Charlie plays the friends against each other, slowly getting information out of them and using it to his advantage. After much cajoling and piecing information together, Charlie identifies Max, Elise's boyfriend, as an inside man in front of the others. As his enraged friends plan to cut off his finger, Avery stops them by admitting that it was actually his plan, and says he recruited Max to help him. Avery had made several unlucky bets, could not pay off his debts, and was approached by mobsters who had purchased his debt. They offered him a way out: Become an inside man in his own sister's kidnapping.

Lono eventually makes his way to Ira's house and forces the young men to remove Charlie from his restraints. Around the same time, the money is sent to the two thugs who are demanding the ransom and they agree that Elise will be dropped off at a nearby hospital. Lono and Charlie drive away and Avery rushes to meet his sister at the appointed drop-off, but she does not appear.

Charlie and Lono track down the two kidnappers and demand the money back, who do not have the full amount. When Charlie and Lono demand to know where Elise is, they insist that they never kidnapped her, before Lono shoots them dead. It is revealed that Max and Elise set the whole thing up, splitting the ransom between them and the thugs. Charlie and Lono track Max and Elise to a boat off a tropical island where Lono shoots them both dead.

== Production ==

Suicide Kings was shot in Los Angeles.

The film also features two alternate endings. In one of them, Charlie allows Max and Elise to live, but reclaims the $1 million, giving them a small amount of the money back. In the other ending, Charlie allows them to live, but takes his money, after which Lono shoots holes in the boat, causing it to slowly sink. However, test audiences didn't like these endings as much, feeling that Max and Elise needed to pay for the betrayal of their friends and grief they had caused.

==Reception==
Rotten Tomatoes, a review aggregator, reports that 34% of 32 surveyed critics gave the film a positive review; the average rating is 5.4/10. Metacritic, which uses a weighted average, assigned the a score of 43 out of 100, based on 15 critics, indicating "mixed or average" reviews.
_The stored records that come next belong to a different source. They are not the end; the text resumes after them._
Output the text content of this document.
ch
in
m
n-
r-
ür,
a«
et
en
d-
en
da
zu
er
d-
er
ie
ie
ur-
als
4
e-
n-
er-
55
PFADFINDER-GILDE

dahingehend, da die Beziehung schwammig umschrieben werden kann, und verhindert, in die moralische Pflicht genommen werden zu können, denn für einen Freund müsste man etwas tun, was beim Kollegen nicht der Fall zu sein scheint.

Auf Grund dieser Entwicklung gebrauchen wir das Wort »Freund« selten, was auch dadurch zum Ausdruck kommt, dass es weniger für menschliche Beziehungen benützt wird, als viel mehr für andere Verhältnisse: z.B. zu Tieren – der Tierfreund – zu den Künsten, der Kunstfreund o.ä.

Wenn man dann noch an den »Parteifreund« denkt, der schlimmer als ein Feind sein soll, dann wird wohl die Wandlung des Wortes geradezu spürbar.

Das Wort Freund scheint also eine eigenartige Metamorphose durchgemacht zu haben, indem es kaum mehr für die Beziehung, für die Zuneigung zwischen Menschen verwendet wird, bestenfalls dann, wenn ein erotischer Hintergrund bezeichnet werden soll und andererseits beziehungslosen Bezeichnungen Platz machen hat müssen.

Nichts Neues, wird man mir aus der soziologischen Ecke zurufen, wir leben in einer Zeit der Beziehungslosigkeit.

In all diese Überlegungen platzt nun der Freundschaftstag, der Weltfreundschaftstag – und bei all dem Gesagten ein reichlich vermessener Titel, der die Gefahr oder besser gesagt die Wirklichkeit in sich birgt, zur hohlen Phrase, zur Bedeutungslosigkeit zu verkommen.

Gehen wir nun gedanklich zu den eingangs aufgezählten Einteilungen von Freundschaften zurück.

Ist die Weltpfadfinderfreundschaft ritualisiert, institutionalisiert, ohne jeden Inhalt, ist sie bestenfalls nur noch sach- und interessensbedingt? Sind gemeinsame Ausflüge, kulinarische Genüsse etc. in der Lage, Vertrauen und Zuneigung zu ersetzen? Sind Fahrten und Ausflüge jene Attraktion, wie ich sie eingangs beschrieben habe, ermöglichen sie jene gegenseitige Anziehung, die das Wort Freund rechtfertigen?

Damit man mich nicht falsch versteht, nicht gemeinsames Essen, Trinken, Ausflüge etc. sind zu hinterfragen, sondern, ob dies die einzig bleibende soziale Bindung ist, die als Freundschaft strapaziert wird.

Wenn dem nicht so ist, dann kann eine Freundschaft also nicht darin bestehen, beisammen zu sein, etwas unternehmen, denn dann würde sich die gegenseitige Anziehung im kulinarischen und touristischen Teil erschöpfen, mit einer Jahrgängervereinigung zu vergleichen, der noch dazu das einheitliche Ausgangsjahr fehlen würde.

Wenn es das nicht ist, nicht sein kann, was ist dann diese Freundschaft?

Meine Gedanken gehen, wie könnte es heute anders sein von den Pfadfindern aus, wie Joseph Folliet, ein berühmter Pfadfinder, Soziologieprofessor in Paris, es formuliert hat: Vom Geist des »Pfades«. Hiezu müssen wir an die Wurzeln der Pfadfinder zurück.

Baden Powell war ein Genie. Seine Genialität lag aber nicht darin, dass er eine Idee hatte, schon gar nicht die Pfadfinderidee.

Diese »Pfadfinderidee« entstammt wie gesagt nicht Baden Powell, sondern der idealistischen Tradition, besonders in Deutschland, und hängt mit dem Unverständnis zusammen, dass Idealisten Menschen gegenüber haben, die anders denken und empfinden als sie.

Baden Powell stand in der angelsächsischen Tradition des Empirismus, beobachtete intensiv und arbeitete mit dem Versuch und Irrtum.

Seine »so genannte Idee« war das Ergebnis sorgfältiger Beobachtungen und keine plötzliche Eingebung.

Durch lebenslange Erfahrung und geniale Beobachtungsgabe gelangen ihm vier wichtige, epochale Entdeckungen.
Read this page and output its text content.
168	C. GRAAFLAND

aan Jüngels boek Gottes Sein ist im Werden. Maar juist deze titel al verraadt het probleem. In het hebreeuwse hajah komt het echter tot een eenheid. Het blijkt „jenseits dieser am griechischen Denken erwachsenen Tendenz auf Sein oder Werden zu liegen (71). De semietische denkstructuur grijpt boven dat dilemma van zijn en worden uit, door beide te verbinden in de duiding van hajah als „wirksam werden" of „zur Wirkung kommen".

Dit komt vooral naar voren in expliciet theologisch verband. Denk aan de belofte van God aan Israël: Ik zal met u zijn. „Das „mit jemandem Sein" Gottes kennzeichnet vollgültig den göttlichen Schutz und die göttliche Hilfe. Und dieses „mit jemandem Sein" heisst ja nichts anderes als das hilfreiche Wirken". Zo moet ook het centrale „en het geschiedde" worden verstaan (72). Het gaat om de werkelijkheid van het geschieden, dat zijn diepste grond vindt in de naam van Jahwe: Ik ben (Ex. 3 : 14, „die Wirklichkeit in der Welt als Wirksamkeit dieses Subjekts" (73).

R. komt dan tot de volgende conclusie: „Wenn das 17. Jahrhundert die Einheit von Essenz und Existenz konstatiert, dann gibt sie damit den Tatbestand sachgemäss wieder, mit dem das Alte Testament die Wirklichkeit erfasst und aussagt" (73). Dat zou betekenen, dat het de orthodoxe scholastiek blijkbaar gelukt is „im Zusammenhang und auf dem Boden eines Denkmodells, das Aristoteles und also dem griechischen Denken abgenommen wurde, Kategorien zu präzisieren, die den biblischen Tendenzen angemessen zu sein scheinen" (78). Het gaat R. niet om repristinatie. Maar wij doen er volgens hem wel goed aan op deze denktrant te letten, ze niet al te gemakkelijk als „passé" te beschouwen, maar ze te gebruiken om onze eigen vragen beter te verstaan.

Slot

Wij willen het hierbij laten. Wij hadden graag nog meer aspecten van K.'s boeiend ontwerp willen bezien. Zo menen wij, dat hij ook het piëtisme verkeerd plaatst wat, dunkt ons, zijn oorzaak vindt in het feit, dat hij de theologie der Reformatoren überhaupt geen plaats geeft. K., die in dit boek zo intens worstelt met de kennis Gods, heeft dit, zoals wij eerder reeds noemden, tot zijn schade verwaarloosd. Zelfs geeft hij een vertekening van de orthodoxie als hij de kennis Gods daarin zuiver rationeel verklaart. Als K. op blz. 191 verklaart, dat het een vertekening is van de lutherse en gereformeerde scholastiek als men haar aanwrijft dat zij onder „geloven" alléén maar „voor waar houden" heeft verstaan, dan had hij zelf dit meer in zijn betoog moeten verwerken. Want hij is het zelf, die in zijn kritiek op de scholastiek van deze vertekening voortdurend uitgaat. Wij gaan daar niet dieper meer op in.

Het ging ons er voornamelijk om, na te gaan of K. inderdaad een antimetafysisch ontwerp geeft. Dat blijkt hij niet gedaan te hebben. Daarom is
Joe Leydon of Variety wrote, "With a nod toward Quentin Tarantino and an appreciative wink at Lyle Kessler's Orphans, Suicide Kings is a smart and snappy drama tinged with dark humor and brimming with self-confidence." James Berardinelli of ReelViews wrote "while the narrative is a little too erratic to ascend to the Pulp Fiction level, the tone and style are on target. For those who aren't offended by extreme profanity and violence, Suicide Kings offers a kinetic and surprisingly funny two hours." David Luty of Film Journal International called it "a convoluted, senseless mess" that borrows too much from Tarantino. Stephen Holden of The New York Times wrote that the film will entertain those unconcerned about plot holes or credibility. Kevin Thomas of the Los Angeles Times called it "a smart B-picture with lots of A-pluses". Owen Gleiberman of Entertainment Weekly rated it C− and called it "another imitation of early Quentin Tarantino", as did Gene Siskel and Roger Ebert on their show.